Ah, C Dish,of course it was understood, even by me, but my contributions may end here. I wonder if works of jazz might feature in these firsts? (Maybe that should have been reply #23)
I have no doubt that jazz will provide a great number of harmonic innovations whose exact moment of first appearance may at times be easily pinpointed, though not necessarily by me. That requires an anorak of a different order.
As we go back in history, the problem becomes much thornier, and surely only inconclusively solveable, as not every work ever written survives -- still, there must be generally agreed-upon lines of provenance that, for example, led to the particular pattern composed by Mr Storace. I can certainly tell that his Passagaglio <sic> owes an enormous debt to Frescobaldi, in whose oeuvre however, AFAIK, no such sonority comes about despite a seeming penchant for just such skirtings of the rules.

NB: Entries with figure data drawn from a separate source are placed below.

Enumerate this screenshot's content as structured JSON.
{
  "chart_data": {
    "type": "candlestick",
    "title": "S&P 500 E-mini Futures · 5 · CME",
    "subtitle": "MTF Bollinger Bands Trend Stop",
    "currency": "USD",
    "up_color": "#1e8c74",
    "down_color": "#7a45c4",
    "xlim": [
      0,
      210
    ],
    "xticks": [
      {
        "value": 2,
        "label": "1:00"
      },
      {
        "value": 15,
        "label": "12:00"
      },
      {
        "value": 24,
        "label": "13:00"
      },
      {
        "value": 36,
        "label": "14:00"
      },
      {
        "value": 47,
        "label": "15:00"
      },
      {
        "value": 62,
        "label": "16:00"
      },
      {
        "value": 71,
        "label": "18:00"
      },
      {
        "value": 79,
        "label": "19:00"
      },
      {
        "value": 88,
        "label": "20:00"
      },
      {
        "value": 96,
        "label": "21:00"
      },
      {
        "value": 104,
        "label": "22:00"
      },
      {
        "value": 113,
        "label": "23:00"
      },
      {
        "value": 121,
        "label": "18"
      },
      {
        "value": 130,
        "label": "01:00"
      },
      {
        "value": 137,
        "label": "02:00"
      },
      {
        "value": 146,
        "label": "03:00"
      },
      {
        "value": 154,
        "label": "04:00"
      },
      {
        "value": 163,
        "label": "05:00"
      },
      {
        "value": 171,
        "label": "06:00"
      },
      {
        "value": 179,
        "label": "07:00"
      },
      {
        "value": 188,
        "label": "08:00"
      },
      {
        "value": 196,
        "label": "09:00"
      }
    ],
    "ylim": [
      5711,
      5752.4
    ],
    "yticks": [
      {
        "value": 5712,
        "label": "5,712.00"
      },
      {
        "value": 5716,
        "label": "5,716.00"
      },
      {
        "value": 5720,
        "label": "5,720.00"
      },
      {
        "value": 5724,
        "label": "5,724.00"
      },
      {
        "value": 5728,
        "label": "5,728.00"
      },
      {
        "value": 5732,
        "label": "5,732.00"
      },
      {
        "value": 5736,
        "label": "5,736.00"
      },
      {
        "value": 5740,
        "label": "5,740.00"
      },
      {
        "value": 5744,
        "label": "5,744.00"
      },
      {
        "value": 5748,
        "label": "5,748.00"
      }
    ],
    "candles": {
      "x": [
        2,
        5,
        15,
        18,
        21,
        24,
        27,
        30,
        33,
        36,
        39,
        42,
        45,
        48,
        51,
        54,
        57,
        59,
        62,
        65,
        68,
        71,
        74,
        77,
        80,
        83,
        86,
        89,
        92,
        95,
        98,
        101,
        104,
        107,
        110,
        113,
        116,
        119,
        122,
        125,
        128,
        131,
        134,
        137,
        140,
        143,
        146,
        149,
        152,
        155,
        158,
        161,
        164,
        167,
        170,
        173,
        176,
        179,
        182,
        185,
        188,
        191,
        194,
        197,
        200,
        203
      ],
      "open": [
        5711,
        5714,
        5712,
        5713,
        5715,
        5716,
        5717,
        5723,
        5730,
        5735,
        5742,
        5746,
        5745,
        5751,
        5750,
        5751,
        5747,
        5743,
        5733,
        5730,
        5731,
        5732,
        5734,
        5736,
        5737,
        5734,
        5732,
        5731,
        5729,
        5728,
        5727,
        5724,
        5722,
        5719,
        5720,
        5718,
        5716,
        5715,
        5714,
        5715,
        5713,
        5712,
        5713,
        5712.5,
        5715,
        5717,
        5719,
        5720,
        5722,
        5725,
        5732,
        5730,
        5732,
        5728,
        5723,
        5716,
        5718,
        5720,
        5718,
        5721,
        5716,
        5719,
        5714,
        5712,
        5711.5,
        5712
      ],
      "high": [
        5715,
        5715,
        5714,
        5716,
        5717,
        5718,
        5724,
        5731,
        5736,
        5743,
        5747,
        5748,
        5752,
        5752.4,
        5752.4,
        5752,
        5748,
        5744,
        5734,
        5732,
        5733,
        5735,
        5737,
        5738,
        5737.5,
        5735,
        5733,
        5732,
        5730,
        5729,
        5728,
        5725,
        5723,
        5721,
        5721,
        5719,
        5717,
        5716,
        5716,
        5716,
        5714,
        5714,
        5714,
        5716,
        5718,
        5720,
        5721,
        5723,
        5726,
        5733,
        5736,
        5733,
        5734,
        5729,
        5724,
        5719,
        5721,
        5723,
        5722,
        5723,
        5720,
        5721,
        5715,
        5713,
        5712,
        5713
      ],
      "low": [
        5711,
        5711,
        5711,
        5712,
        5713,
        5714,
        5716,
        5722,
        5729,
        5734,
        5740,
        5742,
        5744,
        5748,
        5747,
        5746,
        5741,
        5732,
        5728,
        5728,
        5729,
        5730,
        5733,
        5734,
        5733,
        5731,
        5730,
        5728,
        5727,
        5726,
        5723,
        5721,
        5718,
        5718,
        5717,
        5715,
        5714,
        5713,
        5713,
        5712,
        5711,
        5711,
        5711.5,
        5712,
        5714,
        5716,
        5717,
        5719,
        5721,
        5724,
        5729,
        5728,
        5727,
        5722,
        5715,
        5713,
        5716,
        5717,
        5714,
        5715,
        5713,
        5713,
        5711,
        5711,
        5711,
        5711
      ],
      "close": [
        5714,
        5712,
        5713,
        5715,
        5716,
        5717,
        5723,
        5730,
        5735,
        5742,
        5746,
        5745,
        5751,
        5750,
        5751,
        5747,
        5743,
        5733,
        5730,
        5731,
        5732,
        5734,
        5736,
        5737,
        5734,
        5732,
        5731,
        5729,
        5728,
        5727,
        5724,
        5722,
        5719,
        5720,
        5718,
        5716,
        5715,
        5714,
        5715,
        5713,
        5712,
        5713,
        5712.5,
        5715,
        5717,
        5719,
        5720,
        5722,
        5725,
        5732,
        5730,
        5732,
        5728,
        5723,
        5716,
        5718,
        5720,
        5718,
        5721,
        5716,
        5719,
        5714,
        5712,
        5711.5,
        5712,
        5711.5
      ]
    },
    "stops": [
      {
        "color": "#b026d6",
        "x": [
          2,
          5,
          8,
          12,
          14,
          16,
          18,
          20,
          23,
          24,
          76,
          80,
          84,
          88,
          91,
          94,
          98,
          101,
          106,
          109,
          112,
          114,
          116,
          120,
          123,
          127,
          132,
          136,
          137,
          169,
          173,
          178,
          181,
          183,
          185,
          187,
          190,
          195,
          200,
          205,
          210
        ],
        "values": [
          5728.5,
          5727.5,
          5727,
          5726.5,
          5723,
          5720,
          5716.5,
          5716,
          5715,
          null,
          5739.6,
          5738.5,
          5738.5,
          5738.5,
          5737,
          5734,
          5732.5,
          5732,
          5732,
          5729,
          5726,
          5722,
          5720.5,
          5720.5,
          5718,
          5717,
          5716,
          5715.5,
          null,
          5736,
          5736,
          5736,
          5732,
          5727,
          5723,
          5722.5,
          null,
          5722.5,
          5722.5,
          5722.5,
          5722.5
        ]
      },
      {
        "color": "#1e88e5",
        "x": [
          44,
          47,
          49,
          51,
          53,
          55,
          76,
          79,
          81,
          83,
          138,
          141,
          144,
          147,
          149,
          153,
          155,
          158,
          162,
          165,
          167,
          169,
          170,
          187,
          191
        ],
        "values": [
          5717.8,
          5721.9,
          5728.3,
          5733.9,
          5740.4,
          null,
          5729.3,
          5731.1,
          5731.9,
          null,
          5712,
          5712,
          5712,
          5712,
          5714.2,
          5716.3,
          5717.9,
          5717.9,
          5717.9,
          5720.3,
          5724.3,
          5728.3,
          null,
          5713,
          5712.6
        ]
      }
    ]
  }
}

Here is something I would love to see explored: When did composers begin thinking of the harmonic cycle of fifths as being an actual cycle in practice? I know that this happened in stages, of course, but that in spite of such demonstrative examples as the Canon per tonos from the
Musical Offering it wasn't until perhaps the 19th century that a great digression such as the modulation by a major third could be seen to occur three times in a row in the same direction. Schubert's G major String Quartet moves for its second subject first from D major to Bb major, then from D major to F# major, but the 'obvious' link from F# to Bb by the same modulatory 'operation' doesn't take place. Not that he didn't know about the possibility, of course, but because, I suppose, he disdained it for its formal or affective inutility.
If it seems like I'm bandying about with highly technical terms, rest assured that they're not such but rather everyday words applied to a topic for which I lack the suitable vocabulary.